Look for a full roundup of new-at-SEMA Corvette parts in an upcoming issue of VETTE.
Edelbrock E-Force Supercharger
While Edelbrock admitted that its E-Force Stingray kit wasn’t quite ready to ship, we were duly impressed that the company managed to assemble this working prototype in the limited time allotted. Look for the finished product to drop early next year, and to make well over 600 (crank) hp on an otherwise-stock C7.
Trick Flow Specialties
TFS showed off two new cylinder heads for LS engines: an LS7 GenX 260 (shown) and a “Porter’s Casting” C5-R. The former promises better flow (and power) than the already-excellent stock piece, while the latter brings real race-engine cachet to the street market.
Planning to put more power through your seven-speed Stingray’s driveline? McLeod’s Street Twin clutch might be right for you. It’s claimed to handle up to 1,000 hp, while still offering a light pedal and smooth engagement.
Lingenfelter Performance Engineering
LPE wowed passersby with its blown LT1 crate engine, said to be good for 720 hp. As you might expect, the longtime Corvette tuner has much more on the way, with items ranging from camshafts to stroker packages.
Chevy Performance Parts
While the Stingray Grand Turismo in our lead photo and other C7 concept cars garnered the bulk of the attention in the GM display, we were more interested in the “LT1 Concept Crate Engine” being shown in the adjacent CPP area. Cagey nomenclature aside, we’re confident the ‘ray’s new DI mill will become available through Chevy dealers in the months ahead.

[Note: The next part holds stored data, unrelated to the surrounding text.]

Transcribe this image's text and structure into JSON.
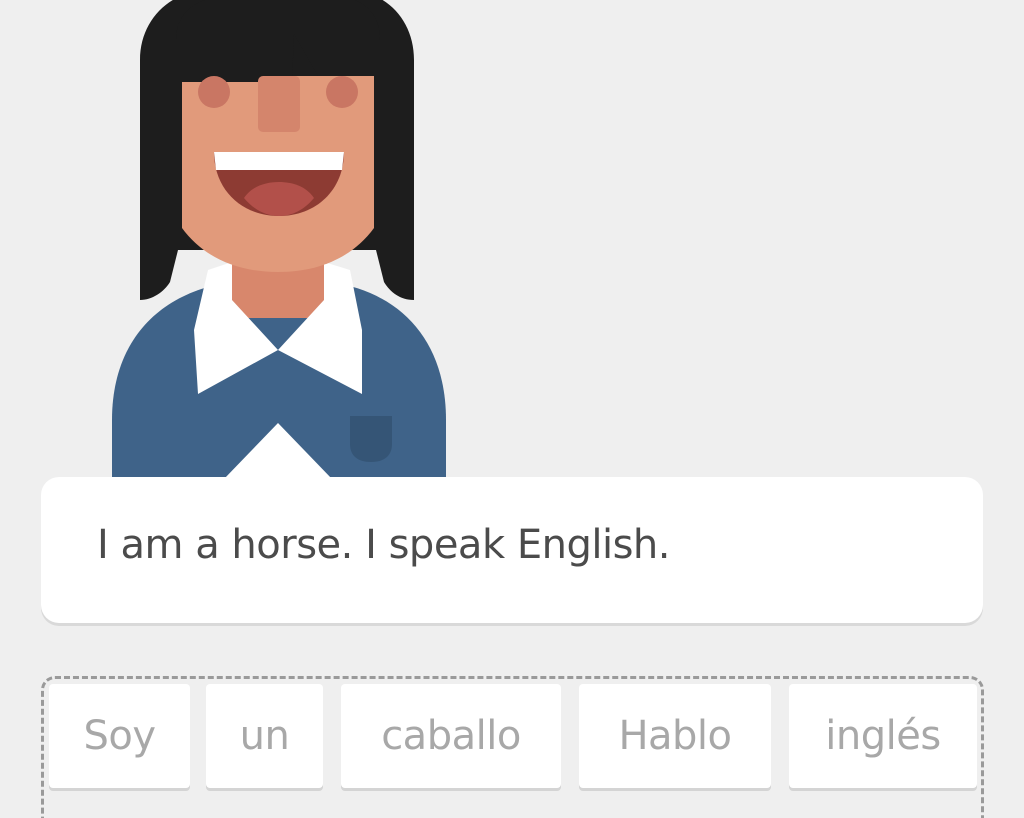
{
  "prompt": {
    "sentence": "I am a horse. I speak English."
  },
  "word_bank": {
    "tiles": [
      "Soy",
      "un",
      "caballo",
      "Hablo",
      "inglés"
    ]
  },
  "colors": {
    "background": "#efefef",
    "hair": "#1d1d1d",
    "skin": "#e19a7b",
    "shirt": "#3f6389",
    "collar": "#ffffff",
    "tile_text": "#a8a8a8",
    "sentence_text": "#4b4b4b"
  }
}
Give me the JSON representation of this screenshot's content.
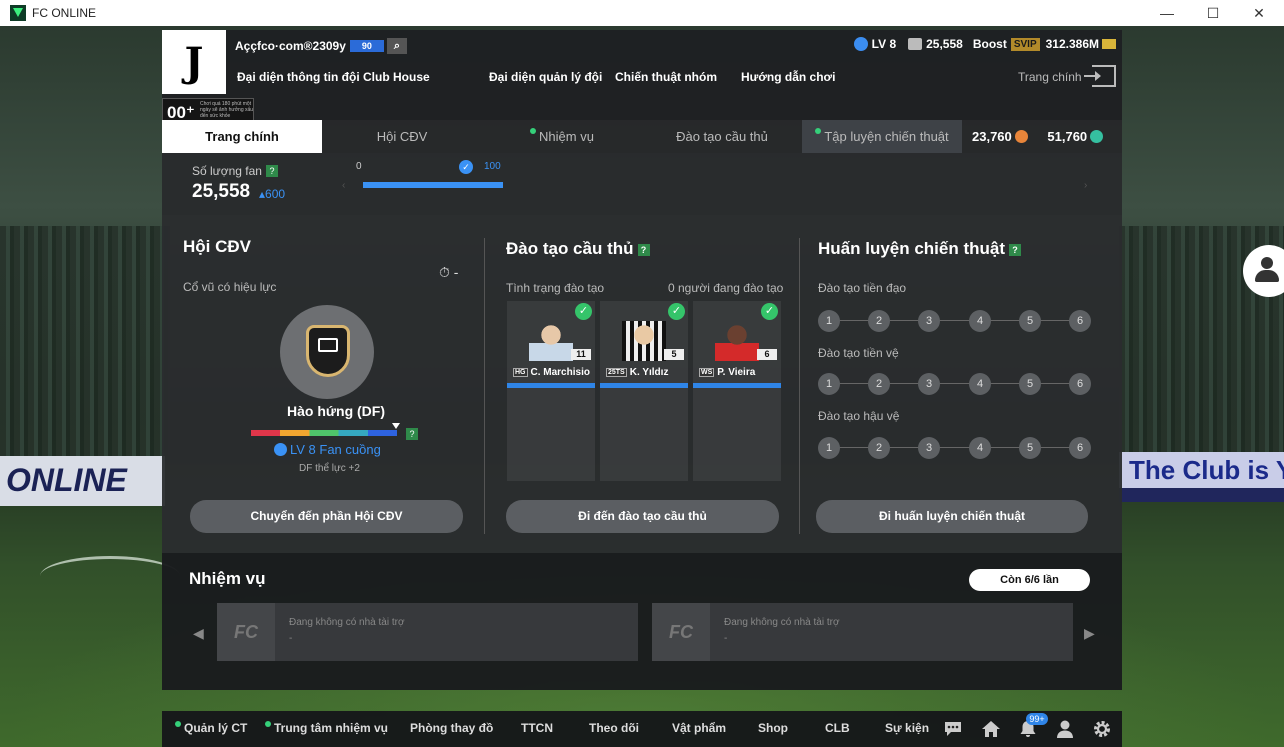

The big news from ProCharger these days is the availability of its innovative i-1 system for C6 applications, but we thought this newly available black-powdercoat finish (shown here on a Mustang GT) was pretty trick too. After all, who said blowers have to be shiny?
Wheels are among the first items Corvette owners tend to swap out post purchase, so it should come as no surprise that we espied several fresh C7-compatible designs--including this one from HRE--in the halls of the Las Vegas Convention Center.
On a related note, we’re told Continental will be entering the late-model-Corvette tire market in the very near future, a welcome development given the current paucity of offerings in that segment.
Exhausting the Possibilities
If any modification is more popular than wheels, it’s exhaust systems. And, indeed, we unearthed a trove of C7-compatible setups from Borla (shown), B&B, Corsa, and others, along with a full headers-to-tips kit on display in the Kook’s booth.